4. San Diego, California
Average rent for a 1-bedroom: $1,732
Population: 3.3 million
San Diego was always a little slice of sunny paradise just south of Los Angeles, and typically much cheaper, but prices have considerably gone up in the city in recent years. Due to its sunny weather all year round, it has become a hotspot for snowbirds, retirees and tourists.
The state's strict building regulations, lack of housing and high taxes have also played a part in San Diego being one of the most expensive cities in the country.
3. Santa Rosa, California
Average rent for a 1-bedroom: $1,743
Just 55 miles north of San Francisco, Santa Rosa is known for its wineries and picturesque scenery and is always on "best places to live" lists, but it, too, has become very pricey.
Santa Rosa's cost of living is 7 percent higher than the California average and nearly 40 percent more than the national average. Housing is the biggest issue — it's 66 percent more than the national average.
2. Honolulu, Hawaii
Average rent for a 1-bedroom: $1,779
While it is one of the most beautiful places on the planet, living in Hawaii doesn't come cheap. There's limited housing in Honolulu (and all over the state) due to lack of space, strict zoning laws, high taxes and shipping costs, courtesy of the 1920 Jones Act, which requires that all ships carrying goods between U.S. ports be built, crewed and owned by Americans. This greatly increases the costs of imports into the state.
Tourists are another issue — about 10 million flock to the state each year and drive up prices for locals.
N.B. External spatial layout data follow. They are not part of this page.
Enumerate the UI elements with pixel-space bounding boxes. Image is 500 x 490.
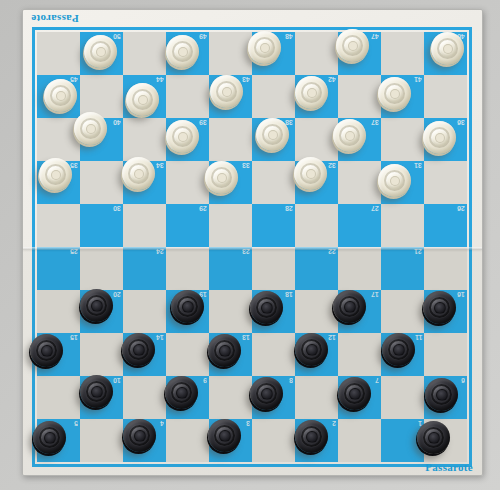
square-number-label: 31 <box>414 162 422 169</box>
white-man-square-46[interactable] <box>431 32 464 65</box>
light-square <box>381 32 424 75</box>
light-square <box>338 333 381 376</box>
brand-logo-top: Passarote <box>31 13 79 25</box>
light-square <box>381 290 424 333</box>
square-22[interactable]: 22 <box>295 247 338 290</box>
square-number-label: 8 <box>289 377 293 384</box>
black-man-square-14[interactable] <box>122 333 155 366</box>
square-28[interactable]: 28 <box>252 204 295 247</box>
white-man-square-37[interactable] <box>333 119 366 152</box>
square-number-label: 28 <box>285 205 293 212</box>
white-man-square-33[interactable] <box>205 161 238 194</box>
light-square <box>295 290 338 333</box>
black-man-square-16[interactable] <box>423 291 456 324</box>
black-man-square-1[interactable] <box>417 421 450 454</box>
square-number-label: 5 <box>74 420 78 427</box>
square-number-label: 35 <box>70 162 78 169</box>
light-square <box>37 290 80 333</box>
square-number-label: 4 <box>160 420 164 427</box>
light-square <box>252 333 295 376</box>
square-24[interactable]: 24 <box>123 247 166 290</box>
square-number-label: 18 <box>285 291 293 298</box>
square-number-label: 44 <box>156 76 164 83</box>
light-square <box>252 161 295 204</box>
square-number-label: 43 <box>242 76 250 83</box>
draughts-board: 5049484746454443424140393837363534333231… <box>37 32 467 462</box>
light-square <box>166 247 209 290</box>
white-man-square-45[interactable] <box>44 79 77 112</box>
black-man-square-6[interactable] <box>425 378 458 411</box>
light-square <box>123 32 166 75</box>
black-man-square-11[interactable] <box>382 333 415 366</box>
light-square <box>424 333 467 376</box>
square-number-label: 41 <box>414 76 422 83</box>
square-29[interactable]: 29 <box>166 204 209 247</box>
light-square <box>252 247 295 290</box>
square-25[interactable]: 25 <box>37 247 80 290</box>
light-square <box>338 419 381 462</box>
light-square <box>166 333 209 376</box>
light-square <box>37 32 80 75</box>
white-man-square-42[interactable] <box>295 76 328 109</box>
square-number-label: 20 <box>113 291 121 298</box>
light-square <box>37 376 80 419</box>
black-man-square-13[interactable] <box>208 334 241 367</box>
black-man-square-19[interactable] <box>171 290 204 323</box>
light-square <box>80 247 123 290</box>
light-square <box>381 118 424 161</box>
square-number-label: 49 <box>199 33 207 40</box>
square-number-label: 16 <box>457 291 465 298</box>
light-square <box>80 419 123 462</box>
white-man-square-50[interactable] <box>84 35 117 68</box>
square-number-label: 24 <box>156 248 164 255</box>
square-number-label: 34 <box>156 162 164 169</box>
light-square <box>295 376 338 419</box>
square-number-label: 13 <box>242 334 250 341</box>
white-man-square-44[interactable] <box>126 83 159 116</box>
black-man-square-3[interactable] <box>208 419 241 452</box>
light-square <box>123 118 166 161</box>
board-frame: 5049484746454443424140393837363534333231… <box>32 27 472 467</box>
square-number-label: 22 <box>328 248 336 255</box>
square-number-label: 10 <box>113 377 121 384</box>
square-number-label: 23 <box>242 248 250 255</box>
light-square <box>338 247 381 290</box>
light-square <box>424 75 467 118</box>
square-30[interactable]: 30 <box>80 204 123 247</box>
square-number-label: 12 <box>328 334 336 341</box>
light-square <box>80 333 123 376</box>
square-number-label: 21 <box>414 248 422 255</box>
white-man-square-31[interactable] <box>378 164 411 197</box>
light-square <box>37 204 80 247</box>
square-number-label: 32 <box>328 162 336 169</box>
light-square <box>80 161 123 204</box>
square-number-label: 47 <box>371 33 379 40</box>
square-number-label: 3 <box>246 420 250 427</box>
light-square <box>252 419 295 462</box>
square-27[interactable]: 27 <box>338 204 381 247</box>
white-man-square-40[interactable] <box>74 112 107 145</box>
square-number-label: 40 <box>113 119 121 126</box>
square-number-label: 36 <box>457 119 465 126</box>
square-number-label: 9 <box>203 377 207 384</box>
square-number-label: 30 <box>113 205 121 212</box>
white-man-square-49[interactable] <box>166 35 199 68</box>
light-square <box>166 419 209 462</box>
photo-background: Passarote 504948474645444342414039383736… <box>0 0 500 490</box>
white-man-square-41[interactable] <box>378 77 411 110</box>
black-man-square-18[interactable] <box>250 291 283 324</box>
light-square <box>209 118 252 161</box>
light-square <box>252 75 295 118</box>
light-square <box>295 204 338 247</box>
square-23[interactable]: 23 <box>209 247 252 290</box>
square-number-label: 25 <box>70 248 78 255</box>
square-number-label: 37 <box>371 119 379 126</box>
square-number-label: 42 <box>328 76 336 83</box>
light-square <box>123 204 166 247</box>
black-man-square-4[interactable] <box>123 419 156 452</box>
light-square <box>123 376 166 419</box>
square-number-label: 15 <box>70 334 78 341</box>
square-number-label: 45 <box>70 76 78 83</box>
light-square <box>166 75 209 118</box>
square-number-label: 29 <box>199 205 207 212</box>
white-man-square-43[interactable] <box>210 75 243 108</box>
black-man-square-2[interactable] <box>295 420 328 453</box>
white-man-square-32[interactable] <box>294 157 327 190</box>
white-man-square-48[interactable] <box>248 31 281 64</box>
black-man-square-12[interactable] <box>295 333 328 366</box>
white-man-square-39[interactable] <box>166 120 199 153</box>
square-number-label: 7 <box>375 377 379 384</box>
light-square <box>424 247 467 290</box>
square-number-label: 6 <box>461 377 465 384</box>
light-square <box>338 75 381 118</box>
white-man-square-35[interactable] <box>39 158 72 191</box>
brand-logo-bottom: Passarote <box>425 461 473 473</box>
light-square <box>123 290 166 333</box>
light-square <box>166 161 209 204</box>
black-man-square-10[interactable] <box>80 375 113 408</box>
white-man-square-34[interactable] <box>122 157 155 190</box>
light-square <box>381 204 424 247</box>
white-man-square-36[interactable] <box>423 121 456 154</box>
light-square <box>209 204 252 247</box>
light-square <box>295 118 338 161</box>
square-number-label: 14 <box>156 334 164 341</box>
light-square <box>338 161 381 204</box>
square-number-label: 33 <box>242 162 250 169</box>
black-man-square-8[interactable] <box>250 377 283 410</box>
light-square <box>209 376 252 419</box>
square-number-label: 48 <box>285 33 293 40</box>
board-sheet: Passarote 504948474645444342414039383736… <box>22 9 483 476</box>
black-man-square-15[interactable] <box>30 334 63 367</box>
white-man-square-38[interactable] <box>256 118 289 151</box>
light-square <box>209 290 252 333</box>
square-number-label: 50 <box>113 33 121 40</box>
black-man-square-17[interactable] <box>333 290 366 323</box>
square-26[interactable]: 26 <box>424 204 467 247</box>
square-21[interactable]: 21 <box>381 247 424 290</box>
black-man-square-9[interactable] <box>165 376 198 409</box>
square-number-label: 39 <box>199 119 207 126</box>
light-square <box>381 376 424 419</box>
light-square <box>295 32 338 75</box>
square-number-label: 17 <box>371 291 379 298</box>
square-number-label: 26 <box>457 205 465 212</box>
square-number-label: 11 <box>415 334 422 341</box>
square-number-label: 2 <box>332 420 336 427</box>
white-man-square-47[interactable] <box>336 29 369 62</box>
black-man-square-20[interactable] <box>80 289 113 322</box>
black-man-square-7[interactable] <box>338 377 371 410</box>
light-square <box>209 32 252 75</box>
square-number-label: 27 <box>371 205 379 212</box>
black-man-square-5[interactable] <box>33 421 66 454</box>
light-square <box>424 161 467 204</box>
1. San Francisco, California
Average rent for a 1-bedroom: $2,021
Population: 4.7 million
Once home to hippies, bohemians and artists, San Francisco has become a boon for tech workers seeking a place to call home. This has forced housing prices and rental rates to increase tenfold, which in turn increased the cost of living overall.
Nearby cities like Oakland have absorbed the population overflow, and as a result, they have also become quite expensive cities.